Commissioner Baines commented that 2010 had been a turbulent time in relation to crime noting that gang and gun related crime had spiralled to levels never before seen in the Cayman Islands, even though the total crime increase was only just over four per cent for the year as a whole.
When comparing 2008 to 2010, RCIPS numbers show there were 81 more serious crimes reported in 2010; an increase of about 11 per cent. Some crimes however saw a drop in 2010 including burglaries, assaults, woundings and murders, which dropped by one case from the previous year.
Drugs-related crimes were a major concern. RCIPS officers made far fewer arrests for drugs in 2010 than in 2009 or 2008. Commissioner Baines reported that this was partly due to a change in police strategy and partly due to staff adjustments that had left the police drugs task force with fewer people. He said RCIPS is spending more time investigating drug supply chains and less time looking to arrest street level dealers.
Commissioner Baines told the Chamber audience that, while Cayman is having its difficulties with crime, we still compare very favourably to countries like Jamaica and Guyana over the past year. He said that Northwood Prison is full and the courthouse has a backlog of cases, both of which are a result of successful RCIPS activity. The room was also informed that 12 police officers had recently completed a Senior Investigation Course and 12 more were to follow the next week.

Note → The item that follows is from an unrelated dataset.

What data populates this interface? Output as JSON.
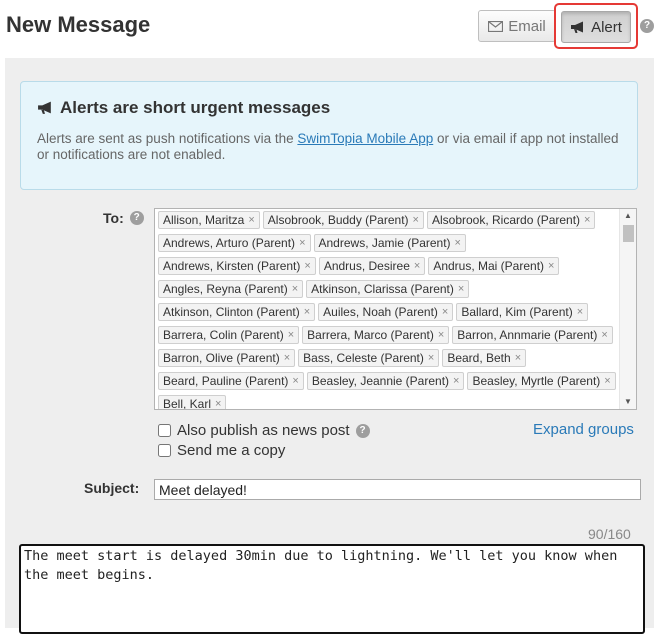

The commissioner also felt it had become “very easy” in recent times to criticise the police service and dramatise incidents of crime for use as newspaper headlines. He encouraged the press to be more precise in their reporting and carefully consider the impact of so many negative headlines especially when Cayman still remains a relatively safe place to live and work. He commented that “blogs are becoming somewhat of a gladiator sport and facts are being lost” and that “we are becoming comfortable in our negativity.” Pledging that the RCIPS will work harder and smarter alongside the community and its partners, he confirmed that there is “no lack of commitment” from the RCIPS, and that he understood that “this is not just about law enforcement – this is about our children’s future.”
Steps being taken by the RCIPS in crime prevention strategy:
Devoting significant resources of investigative, operational and intelligence analysts to tackle this emerging and worrying crime trend.

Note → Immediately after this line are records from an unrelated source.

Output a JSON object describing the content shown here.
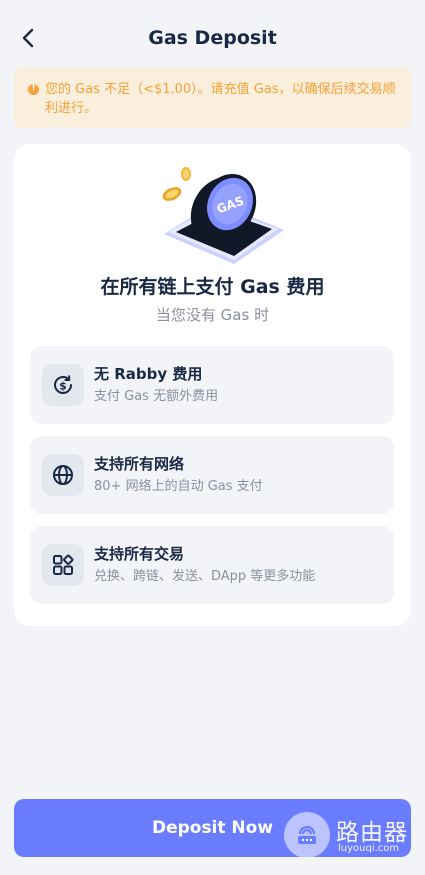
{
  "header": {
    "title": "Gas Deposit"
  },
  "warning": {
    "text": "您的 Gas 不足（<$1.00）。请充值 Gas，以确保后续交易顺利进行。"
  },
  "card": {
    "hero_label": "GAS",
    "title": "在所有链上支付 Gas 费用",
    "subtitle": "当您没有 Gas 时",
    "features": [
      {
        "title": "无 Rabby 费用",
        "desc": "支付 Gas 无额外费用",
        "icon": "dollar-refresh-icon"
      },
      {
        "title": "支持所有网络",
        "desc": "80+ 网络上的自动 Gas 支付",
        "icon": "globe-icon"
      },
      {
        "title": "支持所有交易",
        "desc": "兑换、跨链、发送、DApp 等更多功能",
        "icon": "apps-grid-icon"
      }
    ]
  },
  "deposit_button": {
    "label": "Deposit Now"
  },
  "watermark": {
    "title": "路由器",
    "url": "luyouqi.com"
  },
  "colors": {
    "accent": "#6A7CFF",
    "warning_bg": "#FAEEDC",
    "warning_text": "#F3A235",
    "background": "#F2F4F7"
  }
}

Enhanced intelligence-led, operational, strategic and tactical deployment of resources.
Capacity building – experienced police officers and other specialists in various police disciplines have been enlisted to support the already overstressed resources.
Information and intelligence gathering and sharing among the other domestic law enforcement agencies through the Joint Intelligence Unit.
Active targeting of prolific offenders – involves confronting and stop-searching suspects when seen on the streets – and other tactics, which will not be subject to discussion.
The next BE INFORMED presentation is scheduled for 25 May at the Chamber of Commerce & Visitors Centre in Governors Square. The presentation topic will be the newly proposed Employment Law changes; in particular plans regarding the minimum wage.